Monday, October 12, 2009

Discovery of New Worlds


I am looking for something positive to say about the state of things and the way we look at things past and present.

Today is the traditional Columbus Day Holiday. It celebrates the first big hyped European recognition of something (America) beyond the seas. Before Columbus there was travel to America for centuries and even millennium. It is just that on this day in 1492 the facts about an outside world made it into the Evening News so to speak.

I happened to be trekking around the desert in 1992, the five hundredth anniversary of whatever, around this date in a car and we directly or indirectly came upon three ancient Mission sites in Arizona. Two of those sites are still active. The trip make me realize how in the great expanse of the west, lines on a map in Madrid did not mean anything. The reality of tiny satellite settlements of European culture back then, centuries ago, survived not so much by the grace of God as by pure dumb luck generated by the pro-active curiosity of explorers.

This culture thing changes almost every few years. When I was a school child, Columbus was a hero. In 1992 he was nearly labeled some genocidal maniac by revisionist history. Somewhere in between Hero and Criminal is the probable truth about Christopher Columbus.

When one age tries to impose its own view of the world onto some other time or some other culture there can be conflicts.
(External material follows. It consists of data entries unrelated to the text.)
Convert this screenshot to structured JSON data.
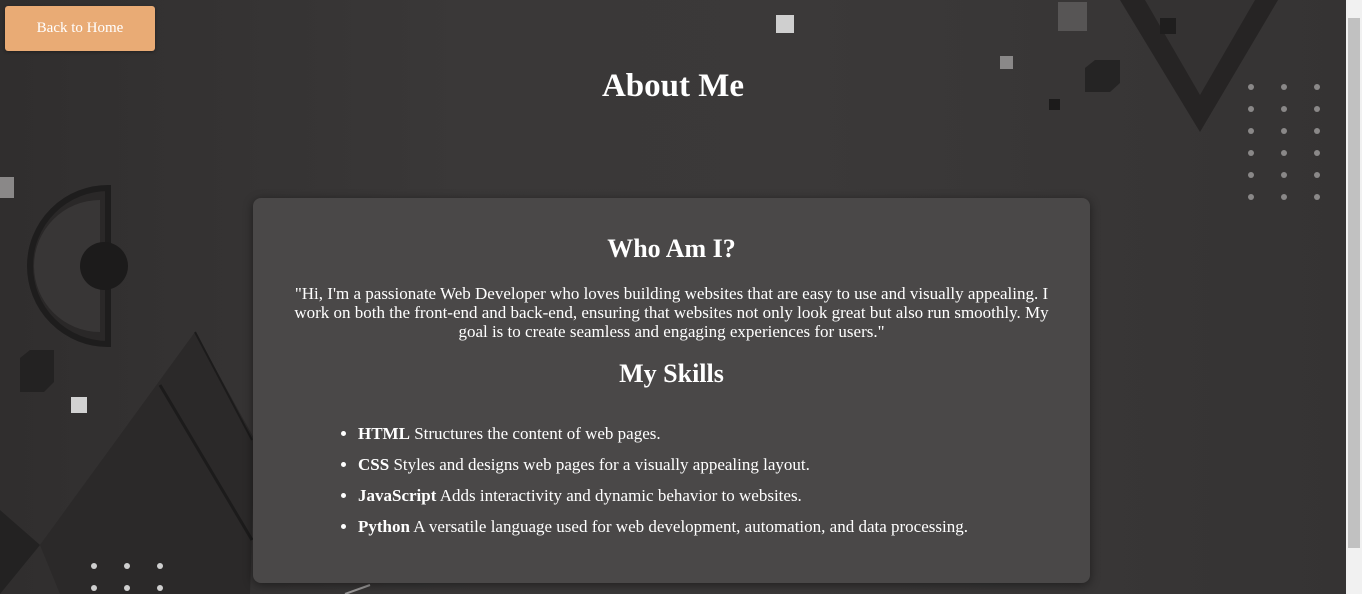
{
  "nav": {
    "back_label": "Back to Home"
  },
  "page": {
    "title": "About Me"
  },
  "about": {
    "heading": "Who Am I?",
    "bio": "\"Hi, I'm a passionate Web Developer who loves building websites that are easy to use and visually appealing. I work on both the front-end and back-end, ensuring that websites not only look great but also run smoothly. My goal is to create seamless and engaging experiences for users.\""
  },
  "skills": {
    "heading": "My Skills",
    "items": [
      {
        "name": "HTML",
        "desc": "Structures the content of web pages."
      },
      {
        "name": "CSS",
        "desc": "Styles and designs web pages for a visually appealing layout."
      },
      {
        "name": "JavaScript",
        "desc": "Adds interactivity and dynamic behavior to websites."
      },
      {
        "name": "Python",
        "desc": "A versatile language used for web development, automation, and data processing."
      }
    ]
  },
  "colors": {
    "accent": "#e9ab75",
    "background": "#343232",
    "card": "#4a4848",
    "text": "#ffffff"
  }
}
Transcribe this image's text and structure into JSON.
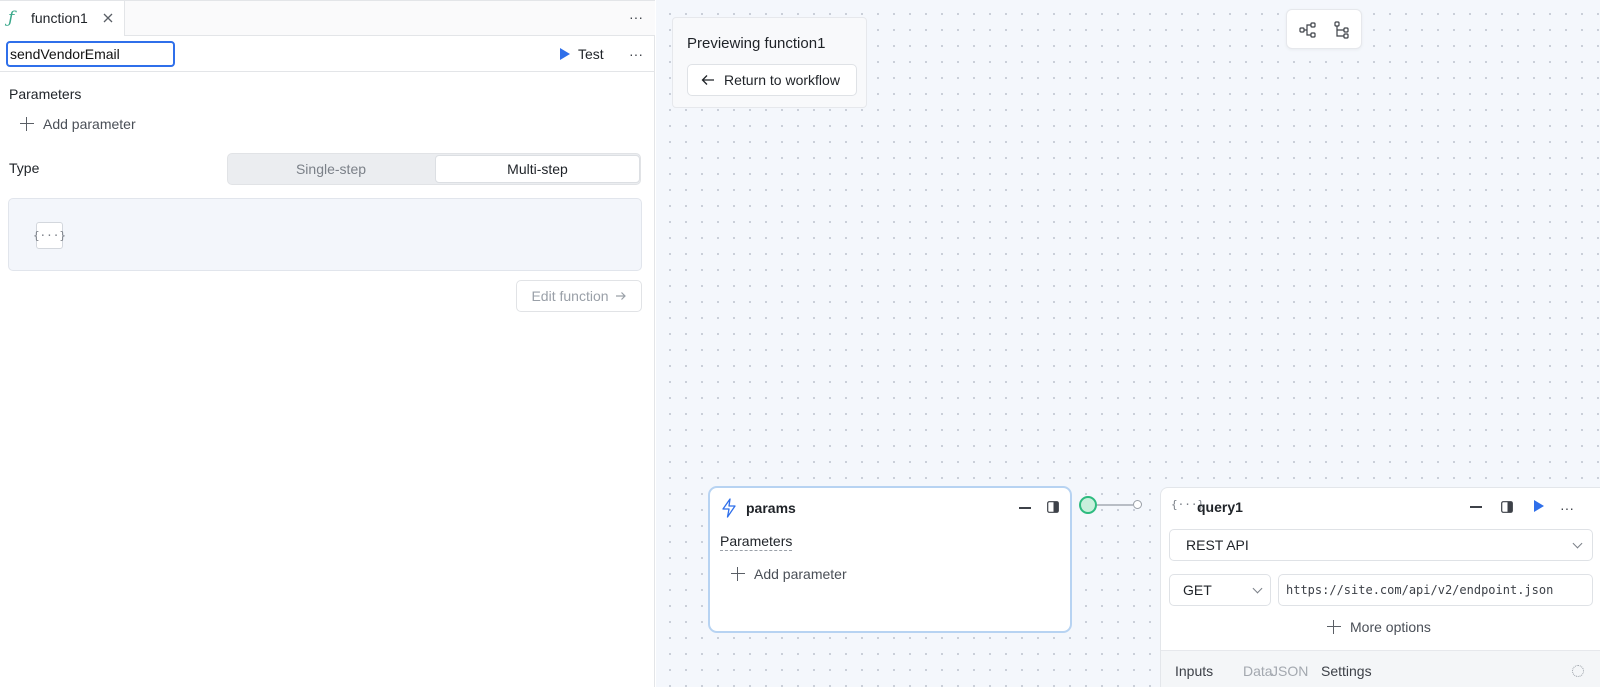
{
  "tab": {
    "label": "function1"
  },
  "editor": {
    "name_value": "sendVendorEmail",
    "test_label": "Test",
    "parameters_title": "Parameters",
    "add_parameter_label": "Add parameter",
    "type_label": "Type",
    "type_options": [
      "Single-step",
      "Multi-step"
    ],
    "type_selected": "Multi-step",
    "code_icon_glyph": "{···}",
    "edit_function_label": "Edit function"
  },
  "canvas": {
    "preview_title": "Previewing function1",
    "return_label": "Return to workflow",
    "params_node": {
      "title": "params",
      "parameters_label": "Parameters",
      "add_parameter_label": "Add parameter"
    },
    "query_node": {
      "title": "query1",
      "resource": "REST API",
      "method": "GET",
      "url_value": "https://site.com/api/v2/endpoint.json",
      "more_options_label": "More options",
      "footer_tabs": [
        "Inputs",
        "Data",
        "JSON",
        "Settings"
      ]
    }
  },
  "colors": {
    "accent": "#2f6fea",
    "success": "#2dbb7f",
    "function_icon": "#3aa88a"
  },
  "icons": {
    "tab": "function-icon",
    "close": "close-icon",
    "more": "more-horizontal-icon",
    "run": "play-icon",
    "plus": "plus-icon",
    "code": "code-braces-icon",
    "arrow_right": "arrow-right-icon",
    "arrow_left": "arrow-left-icon",
    "layout_graph": "graph-layout-icon",
    "layout_tree": "tree-layout-icon",
    "trigger": "lightning-bolt-icon",
    "minimize": "minimize-icon",
    "panel": "side-panel-icon",
    "chevron": "chevron-down-icon",
    "loading": "loading-spinner-icon"
  }
}
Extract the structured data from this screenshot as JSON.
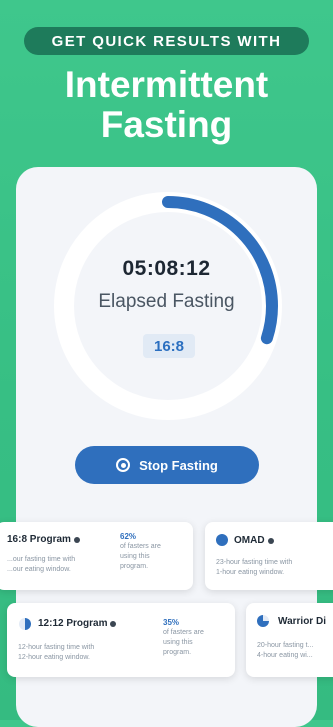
{
  "header": {
    "tagline": "GET QUICK RESULTS WITH",
    "title_line1": "Intermittent",
    "title_line2": "Fasting"
  },
  "timer": {
    "time": "05:08:12",
    "label": "Elapsed Fasting",
    "plan_badge": "16:8",
    "progress_fraction": 0.3
  },
  "actions": {
    "stop_label": "Stop Fasting"
  },
  "programs": [
    {
      "title": "16:8 Program",
      "desc_line1": "...our fasting time with",
      "desc_line2": "...our eating window.",
      "pct": "62%",
      "stat_line1": "of fasters are",
      "stat_line2": "using this",
      "stat_line3": "program."
    },
    {
      "title": "OMAD",
      "desc_line1": "23-hour fasting time with",
      "desc_line2": "1-hour eating window."
    },
    {
      "title": "12:12 Program",
      "desc_line1": "12-hour fasting time with",
      "desc_line2": "12-hour eating window.",
      "pct": "35%",
      "stat_line1": "of fasters are",
      "stat_line2": "using this",
      "stat_line3": "program."
    },
    {
      "title": "Warrior Di",
      "desc_line1": "20-hour fasting t...",
      "desc_line2": "4-hour eating wi..."
    }
  ],
  "colors": {
    "background": "#3fc78c",
    "pill": "#1e7b5b",
    "accent": "#2f6fbd"
  }
}
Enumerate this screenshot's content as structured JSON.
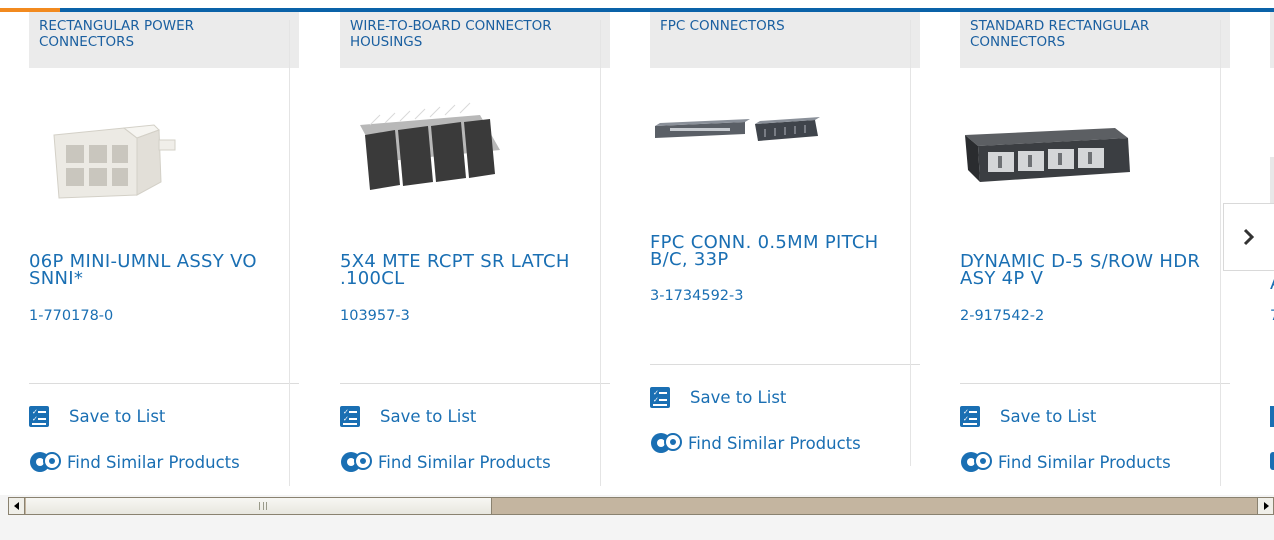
{
  "colors": {
    "accent": "#f28a1f",
    "brand_blue": "#0a62a8",
    "link_blue": "#1a6fb3"
  },
  "products": [
    {
      "category": "RECTANGULAR POWER CONNECTORS",
      "title": "06P MINI-UMNL ASSY VO SNNI*",
      "part_number": "1-770178-0",
      "save_label": "Save to List",
      "similar_label": "Find Similar Products"
    },
    {
      "category": "WIRE-TO-BOARD CONNECTOR HOUSINGS",
      "title": "5X4 MTE RCPT SR LATCH .100CL",
      "part_number": "103957-3",
      "save_label": "Save to List",
      "similar_label": "Find Similar Products"
    },
    {
      "category": "FPC CONNECTORS",
      "title": "FPC CONN. 0.5MM PITCH B/C, 33P",
      "part_number": "3-1734592-3",
      "save_label": "Save to List",
      "similar_label": "Find Similar Products"
    },
    {
      "category": "STANDARD RECTANGULAR CONNECTORS",
      "title": "DYNAMIC D-5 S/ROW HDR ASY 4P V",
      "part_number": "2-917542-2",
      "save_label": "Save to List",
      "similar_label": "Find Similar Products"
    }
  ],
  "partial_card": {
    "title_fragment": "A",
    "part_fragment": "7"
  },
  "carousel": {
    "next_icon": "chevron-right-icon"
  },
  "scrollbar": {
    "left_icon": "arrow-left-icon",
    "right_icon": "arrow-right-icon"
  }
}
A lot of religious wing nuts seem to want the world to end? Why? It says so or supposedly says so in the Bible. The last book of the Bible, Revelations, is a contorted weed driven vision of nasty things, un-Christian things. Still, rather than enjoy the world God has directly or indirectly provided us on spaceship Earth, some would prefer destruction over construction.

One recent thing in the news and shortly in the movies is the concept that the world will end on December 21, 2012 – Pure Unadulterated Horse Manure. Why? The Mayan calendar says so. Well actually it does not say anything. Most Mayan writings were burned by religious wing nuts as satanic centuries ago. The little writing that did survive is a mere scattering of words from that long dead civilization, long dead before the Spanish arrived.
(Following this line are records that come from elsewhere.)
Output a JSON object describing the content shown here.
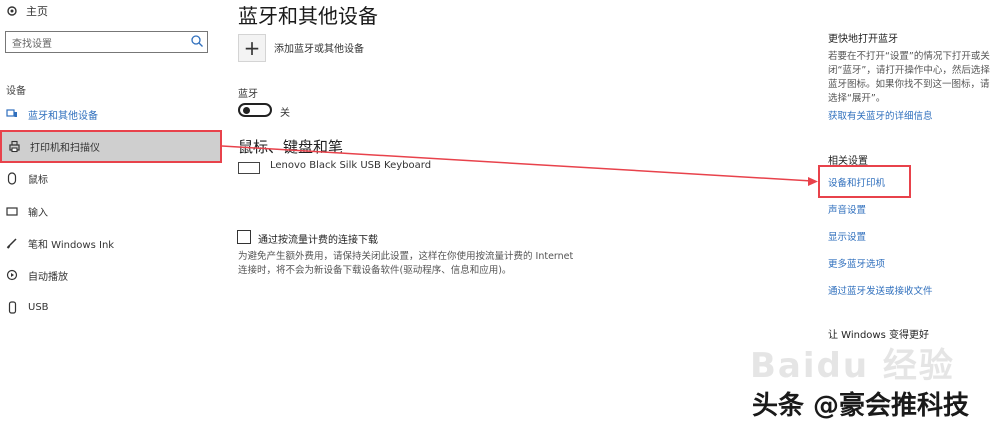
{
  "sidebar": {
    "home_label": "主页",
    "search_placeholder": "查找设置",
    "group_label": "设备",
    "items": [
      {
        "label": "蓝牙和其他设备",
        "icon": "bluetooth-icon"
      },
      {
        "label": "打印机和扫描仪",
        "icon": "printer-icon"
      },
      {
        "label": "鼠标",
        "icon": "mouse-icon"
      },
      {
        "label": "输入",
        "icon": "keyboard-icon"
      },
      {
        "label": "笔和 Windows Ink",
        "icon": "pen-icon"
      },
      {
        "label": "自动播放",
        "icon": "autoplay-icon"
      },
      {
        "label": "USB",
        "icon": "usb-icon"
      }
    ]
  },
  "main": {
    "title": "蓝牙和其他设备",
    "add_device_label": "添加蓝牙或其他设备",
    "bluetooth_label": "蓝牙",
    "bluetooth_state": "关",
    "mouse_section_heading": "鼠标、键盘和笔",
    "keyboard_device": "Lenovo Black Silk USB Keyboard",
    "metered_checkbox_label": "通过按流量计费的连接下载",
    "metered_description": "为避免产生额外费用，请保持关闭此设置，这样在你使用按流量计费的 Internet 连接时，将不会为新设备下载设备软件(驱动程序、信息和应用)。"
  },
  "right": {
    "quick_heading": "更快地打开蓝牙",
    "quick_text": "若要在不打开“设置”的情况下打开或关闭“蓝牙”，请打开操作中心，然后选择蓝牙图标。如果你找不到这一图标，请选择“展开”。",
    "quick_link": "获取有关蓝牙的详细信息",
    "related_heading": "相关设置",
    "related_links": [
      "设备和打印机",
      "声音设置",
      "显示设置",
      "更多蓝牙选项",
      "通过蓝牙发送或接收文件"
    ],
    "windows_heading": "让 Windows 变得更好"
  },
  "watermark": {
    "logo_text": "Baidu 经验",
    "caption": "头条 @豪会推科技"
  },
  "colors": {
    "accent": "#2f6fbd",
    "highlight": "#e8424b",
    "selected_bg": "#cfcfcf"
  }
}
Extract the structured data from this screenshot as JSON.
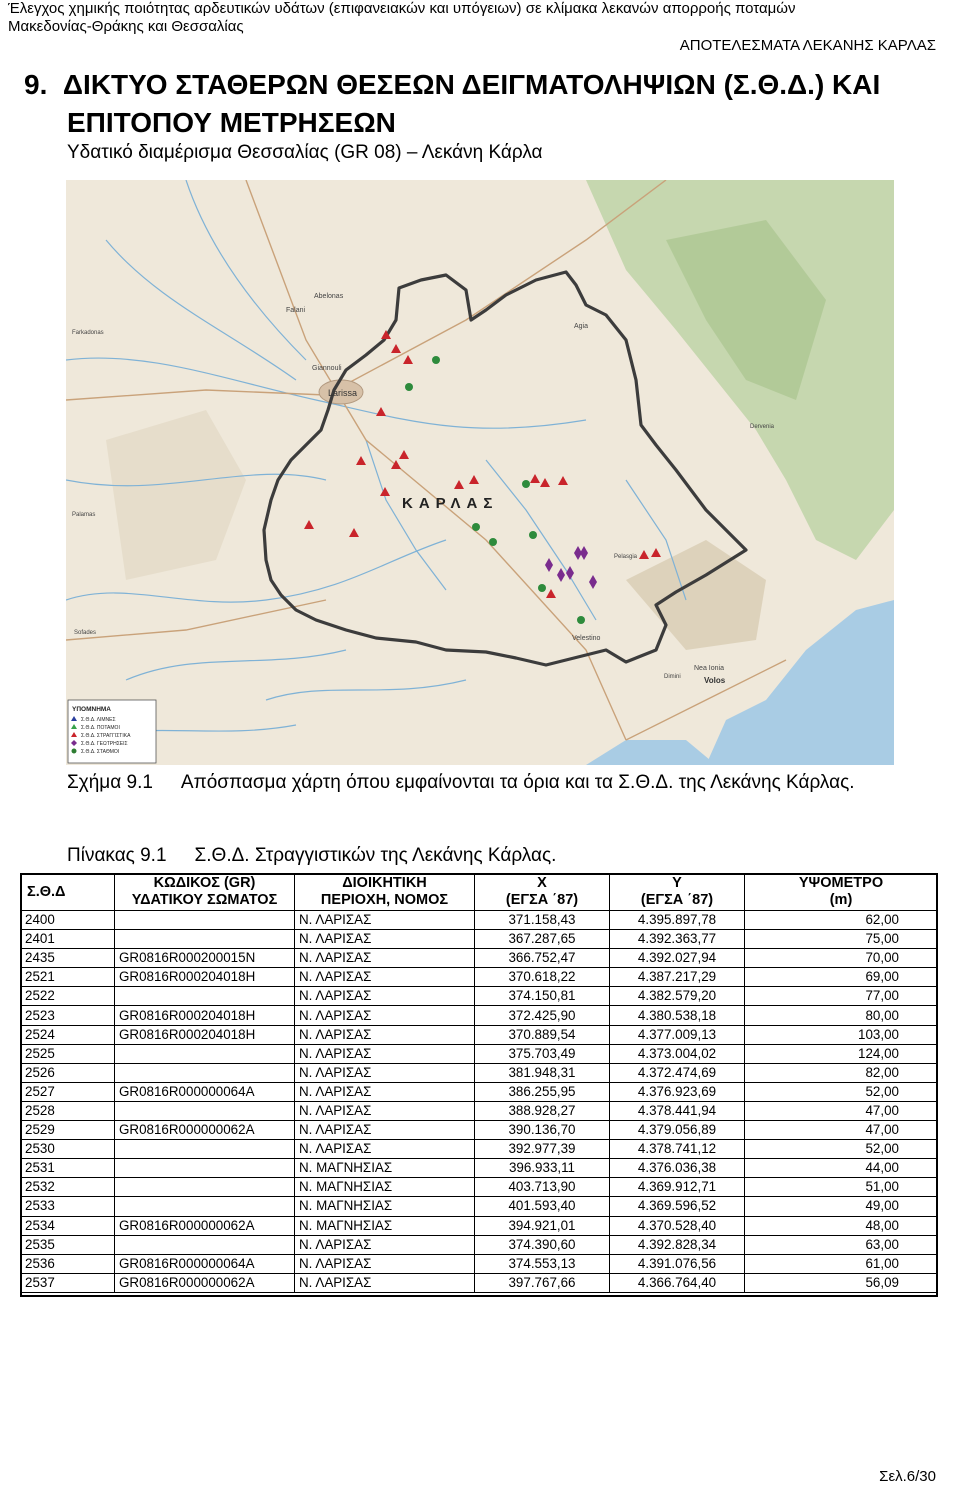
{
  "header": {
    "line1": "Έλεγχος χημικής ποιότητας αρδευτικών υδάτων (επιφανειακών και υπόγειων) σε κλίμακα λεκανών απορροής ποταμών",
    "line2": "Μακεδονίας-Θράκης και Θεσσαλίας",
    "right": "ΑΠΟΤΕΛΕΣΜΑΤΑ ΛΕΚΑΝΗΣ ΚΑΡΛΑΣ"
  },
  "section": {
    "number": "9.",
    "title_line1": "ΔΙΚΤΥΟ ΣΤΑΘΕΡΩΝ ΘΕΣΕΩΝ ΔΕΙΓΜΑΤΟΛΗΨΙΩΝ (Σ.Θ.Δ.) ΚΑΙ",
    "title_line2": "ΕΠΙΤΟΠΟΥ ΜΕΤΡΗΣΕΩΝ",
    "subtitle": "Υδατικό διαμέρισμα Θεσσαλίας (GR 08) – Λεκάνη Κάρλα"
  },
  "map": {
    "basin_label": "ΚΑΡΛΑΣ",
    "legend_title": "ΥΠΟΜΝΗΜΑ",
    "legend_items": [
      {
        "label": "Σ.Θ.Δ. ΛΙΜΝΕΣ",
        "color": "#2b3f9e"
      },
      {
        "label": "Σ.Θ.Δ. ΠΟΤΑΜΟΙ",
        "color": "#36a24a"
      },
      {
        "label": "Σ.Θ.Δ. ΣΤΡΑΓΓΙΣΤΙΚΑ",
        "color": "#c9242b"
      },
      {
        "label": "Σ.Θ.Δ. ΓΕΩΤΡΗΣΕΙΣ",
        "color": "#7a2c8e"
      },
      {
        "label": "Σ.Θ.Δ. ΣΤΑΘΜΟΙ",
        "color": "#2e7d32"
      }
    ],
    "places": [
      "Larissa",
      "Giannouli",
      "Falani",
      "Abelonas",
      "Agia",
      "Velestino",
      "Nea Ionia",
      "Volos",
      "Dimini",
      "Pelasgia",
      "Farkadonas",
      "Palamas",
      "Sofades",
      "Dervenia"
    ],
    "colors": {
      "sea": "#a9cce4",
      "land": "#efe8da",
      "hills": "#d8ccb3",
      "forest": "#bcd2a4",
      "boundary": "#3c3c3c",
      "river": "#7fb2d6"
    }
  },
  "figure_caption": {
    "label": "Σχήμα 9.1",
    "text": "Απόσπασμα χάρτη όπου εμφαίνονται τα όρια και τα Σ.Θ.Δ. της Λεκάνης Κάρλας."
  },
  "table_caption": {
    "label": "Πίνακας 9.1",
    "text": "Σ.Θ.Δ. Στραγγιστικών της Λεκάνης Κάρλας."
  },
  "table": {
    "headers": {
      "std": "Σ.Θ.Δ",
      "code_l1": "ΚΩΔΙΚΟΣ (GR)",
      "code_l2": "ΥΔΑΤΙΚΟΥ ΣΩΜΑΤΟΣ",
      "admin_l1": "ΔΙΟΙΚΗΤΙΚΗ",
      "admin_l2": "ΠΕΡΙΟΧΗ, ΝΟΜΟΣ",
      "x_l1": "X",
      "x_l2": "(ΕΓΣΑ ΄87)",
      "y_l1": "Y",
      "y_l2": "(ΕΓΣΑ ΄87)",
      "alt_l1": "ΥΨΟΜΕΤΡΟ",
      "alt_l2": "(m)"
    },
    "rows": [
      {
        "std": "2400",
        "code": "",
        "admin": "Ν. ΛΑΡΙΣΑΣ",
        "x": "371.158,43",
        "y": "4.395.897,78",
        "alt": "62,00"
      },
      {
        "std": "2401",
        "code": "",
        "admin": "Ν. ΛΑΡΙΣΑΣ",
        "x": "367.287,65",
        "y": "4.392.363,77",
        "alt": "75,00"
      },
      {
        "std": "2435",
        "code": "GR0816R000200015N",
        "admin": "Ν. ΛΑΡΙΣΑΣ",
        "x": "366.752,47",
        "y": "4.392.027,94",
        "alt": "70,00"
      },
      {
        "std": "2521",
        "code": "GR0816R000204018H",
        "admin": "Ν. ΛΑΡΙΣΑΣ",
        "x": "370.618,22",
        "y": "4.387.217,29",
        "alt": "69,00"
      },
      {
        "std": "2522",
        "code": "",
        "admin": "Ν. ΛΑΡΙΣΑΣ",
        "x": "374.150,81",
        "y": "4.382.579,20",
        "alt": "77,00"
      },
      {
        "std": "2523",
        "code": "GR0816R000204018H",
        "admin": "Ν. ΛΑΡΙΣΑΣ",
        "x": "372.425,90",
        "y": "4.380.538,18",
        "alt": "80,00"
      },
      {
        "std": "2524",
        "code": "GR0816R000204018H",
        "admin": "Ν. ΛΑΡΙΣΑΣ",
        "x": "370.889,54",
        "y": "4.377.009,13",
        "alt": "103,00"
      },
      {
        "std": "2525",
        "code": "",
        "admin": "Ν. ΛΑΡΙΣΑΣ",
        "x": "375.703,49",
        "y": "4.373.004,02",
        "alt": "124,00"
      },
      {
        "std": "2526",
        "code": "",
        "admin": "Ν. ΛΑΡΙΣΑΣ",
        "x": "381.948,31",
        "y": "4.372.474,69",
        "alt": "82,00"
      },
      {
        "std": "2527",
        "code": "GR0816R000000064A",
        "admin": "Ν. ΛΑΡΙΣΑΣ",
        "x": "386.255,95",
        "y": "4.376.923,69",
        "alt": "52,00"
      },
      {
        "std": "2528",
        "code": "",
        "admin": "Ν. ΛΑΡΙΣΑΣ",
        "x": "388.928,27",
        "y": "4.378.441,94",
        "alt": "47,00"
      },
      {
        "std": "2529",
        "code": "GR0816R000000062A",
        "admin": "Ν. ΛΑΡΙΣΑΣ",
        "x": "390.136,70",
        "y": "4.379.056,89",
        "alt": "47,00"
      },
      {
        "std": "2530",
        "code": "",
        "admin": "Ν. ΛΑΡΙΣΑΣ",
        "x": "392.977,39",
        "y": "4.378.741,12",
        "alt": "52,00"
      },
      {
        "std": "2531",
        "code": "",
        "admin": "Ν. ΜΑΓΝΗΣΙΑΣ",
        "x": "396.933,11",
        "y": "4.376.036,38",
        "alt": "44,00"
      },
      {
        "std": "2532",
        "code": "",
        "admin": "Ν. ΜΑΓΝΗΣΙΑΣ",
        "x": "403.713,90",
        "y": "4.369.912,71",
        "alt": "51,00"
      },
      {
        "std": "2533",
        "code": "",
        "admin": "Ν. ΜΑΓΝΗΣΙΑΣ",
        "x": "401.593,40",
        "y": "4.369.596,52",
        "alt": "49,00"
      },
      {
        "std": "2534",
        "code": "GR0816R000000062A",
        "admin": "Ν. ΜΑΓΝΗΣΙΑΣ",
        "x": "394.921,01",
        "y": "4.370.528,40",
        "alt": "48,00"
      },
      {
        "std": "2535",
        "code": "",
        "admin": "Ν. ΛΑΡΙΣΑΣ",
        "x": "374.390,60",
        "y": "4.392.828,34",
        "alt": "63,00"
      },
      {
        "std": "2536",
        "code": "GR0816R000000064A",
        "admin": "Ν. ΛΑΡΙΣΑΣ",
        "x": "374.553,13",
        "y": "4.391.076,56",
        "alt": "61,00"
      },
      {
        "std": "2537",
        "code": "GR0816R000000062A",
        "admin": "Ν. ΛΑΡΙΣΑΣ",
        "x": "397.767,66",
        "y": "4.366.764,40",
        "alt": "56,09"
      }
    ]
  },
  "footer": {
    "page": "Σελ.6/30"
  }
}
An interesting quote from an Archeologist Guillermo Bernal of Mexico regarding the 2012 Mayan Calendar hype:
Bernal suggests that apocalypse is "a very Western, Christian" concept projected onto the Maya, perhaps because Western myths are "exhausted."
If Western mythology is indeed dead, then it makes sense that lunatics cling to the Bible for some sort of answer – the Bible is full of myths – many tired myths.

God created the human race to improve itself. To build on myth and not to cling to myth.

Myth builders like Columbus pursued the world to change it. Others sit back and reshape the world with words. Imagination and perspiration are two things that once made America great – not myths.

I think that there is a hidden intentional built-in challenge for us in the New Testament. It is to get beyond the roadblock of Revelations, a great boulder for some in the pathway to light. For the others of us that understand the message of Jesus in a much more divinely human sense, roadblocks are there to be overcome.

Myths are fine. Reality is better. Words at the beginning of the Bible are perhaps the best words to remember on the road of life. “Let there be light.” (to illuminate your pathway…)

Have a good day and don’t fuss too much over the Political Correctness of explorers of brave new worlds like C. Columbus etc.

Explore your own new worlds. There are plenty of them to explore. Make your own myths to hand down to the future.